Painting. Russian artists. Kasimir Malevich (1878-1935)
Russian painter and designer, one of the most
important pioneers of geometrical art, Kasimir Malevich
was born near Kiev. He was trained at Kiev School of Art
and Moscow Academy of Fine Arts. He began working in an
unexceptional Post-Impressionist manner, but by 1912 he
was painting peasant subjects in a massive 'tubular'
style similar to that of Linger as well as pictures
combining the fragmentation of form of Cubism with
multiplication of the image of Futurism (The Knife
Grinder, 1912). Malevich was eager to free art to a
radical geometric simplicity. In 1913 Malevich devised
abstract geometric patterns which he called supramatism
- "pure aesthetic feeling" - proposing a secular
equivalent to a religious experience. The painter
claimed that he made a picture consisting of nothing
more but a black square on a white field as early as
1913. However, the Supermatist paintings were first made
public in Moscow in 1915, and it is very difficulty to
date its beginning. Morover, it is also very difficult
to find out which of his paintings were hung, as
photographs of early exhibitions provide conflicting
evidence.
Malevich reconciled folk art and abstraction. It should
be noted that the iconic tradition also influenced his
art. In the Russian Orthodox Church more than in Western
Christian church pictures are the means of intercession.

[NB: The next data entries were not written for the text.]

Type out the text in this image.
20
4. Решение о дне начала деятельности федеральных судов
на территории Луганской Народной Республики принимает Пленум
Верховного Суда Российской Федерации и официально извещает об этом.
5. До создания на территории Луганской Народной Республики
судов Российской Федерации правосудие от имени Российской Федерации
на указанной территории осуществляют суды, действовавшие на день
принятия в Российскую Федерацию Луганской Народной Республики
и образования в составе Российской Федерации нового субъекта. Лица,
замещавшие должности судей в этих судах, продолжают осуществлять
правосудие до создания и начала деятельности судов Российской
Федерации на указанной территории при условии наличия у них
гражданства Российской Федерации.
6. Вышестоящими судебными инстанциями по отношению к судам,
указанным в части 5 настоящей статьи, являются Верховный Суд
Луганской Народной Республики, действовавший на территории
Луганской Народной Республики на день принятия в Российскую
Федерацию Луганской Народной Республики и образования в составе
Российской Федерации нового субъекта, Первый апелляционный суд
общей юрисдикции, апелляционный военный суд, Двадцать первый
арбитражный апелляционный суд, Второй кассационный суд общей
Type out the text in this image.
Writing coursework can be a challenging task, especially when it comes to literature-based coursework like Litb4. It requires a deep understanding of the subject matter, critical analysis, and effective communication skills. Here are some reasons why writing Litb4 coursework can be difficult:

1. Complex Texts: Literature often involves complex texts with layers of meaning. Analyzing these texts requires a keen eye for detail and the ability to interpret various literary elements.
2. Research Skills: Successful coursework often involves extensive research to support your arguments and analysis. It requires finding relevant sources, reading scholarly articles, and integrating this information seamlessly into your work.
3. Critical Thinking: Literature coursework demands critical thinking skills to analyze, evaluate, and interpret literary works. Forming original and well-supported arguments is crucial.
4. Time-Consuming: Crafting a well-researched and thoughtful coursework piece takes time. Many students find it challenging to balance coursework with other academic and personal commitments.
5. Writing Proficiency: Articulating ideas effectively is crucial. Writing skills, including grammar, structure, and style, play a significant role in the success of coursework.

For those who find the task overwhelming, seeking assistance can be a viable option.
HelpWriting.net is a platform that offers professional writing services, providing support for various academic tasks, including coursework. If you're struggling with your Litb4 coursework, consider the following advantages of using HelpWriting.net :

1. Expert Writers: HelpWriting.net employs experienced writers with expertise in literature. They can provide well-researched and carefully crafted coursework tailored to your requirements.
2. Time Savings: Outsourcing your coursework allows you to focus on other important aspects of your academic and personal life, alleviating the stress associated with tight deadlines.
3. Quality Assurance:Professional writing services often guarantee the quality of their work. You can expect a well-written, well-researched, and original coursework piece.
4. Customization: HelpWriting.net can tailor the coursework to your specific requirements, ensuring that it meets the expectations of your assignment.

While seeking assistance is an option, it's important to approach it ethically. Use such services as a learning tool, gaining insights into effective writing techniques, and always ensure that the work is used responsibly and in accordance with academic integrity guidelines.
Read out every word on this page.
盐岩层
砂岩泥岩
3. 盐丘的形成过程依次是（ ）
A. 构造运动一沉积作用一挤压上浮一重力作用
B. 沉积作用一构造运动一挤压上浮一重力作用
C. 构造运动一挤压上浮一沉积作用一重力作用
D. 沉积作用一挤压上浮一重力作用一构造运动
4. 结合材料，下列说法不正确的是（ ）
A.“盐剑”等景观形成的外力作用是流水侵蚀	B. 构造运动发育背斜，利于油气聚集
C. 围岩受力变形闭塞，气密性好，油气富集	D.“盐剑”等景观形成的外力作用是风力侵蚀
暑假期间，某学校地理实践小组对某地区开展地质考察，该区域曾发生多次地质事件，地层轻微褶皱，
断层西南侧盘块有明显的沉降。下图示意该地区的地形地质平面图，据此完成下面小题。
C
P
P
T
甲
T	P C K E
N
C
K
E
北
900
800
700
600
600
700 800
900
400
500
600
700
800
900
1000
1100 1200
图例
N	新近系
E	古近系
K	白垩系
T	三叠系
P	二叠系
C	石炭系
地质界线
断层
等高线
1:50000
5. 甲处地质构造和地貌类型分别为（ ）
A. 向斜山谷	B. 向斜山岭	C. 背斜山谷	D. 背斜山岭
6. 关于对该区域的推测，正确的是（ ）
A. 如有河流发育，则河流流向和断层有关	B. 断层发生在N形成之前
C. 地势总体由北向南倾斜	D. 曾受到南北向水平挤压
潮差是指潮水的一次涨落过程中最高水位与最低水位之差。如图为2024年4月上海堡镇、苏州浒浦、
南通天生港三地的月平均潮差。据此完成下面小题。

In the presence of a holy icon the worshipper feels
transported to heaven. For many Russian artists
abstraction was the spiritual art of the new scientific
Communist age, in which man, and not God, was the
controlling force. It is regrettable that this ideal did
not survive the days of the Revolution. The infinite
freedom and hopes which avant-garde art expressed
actually flourished under the Christian Tsar.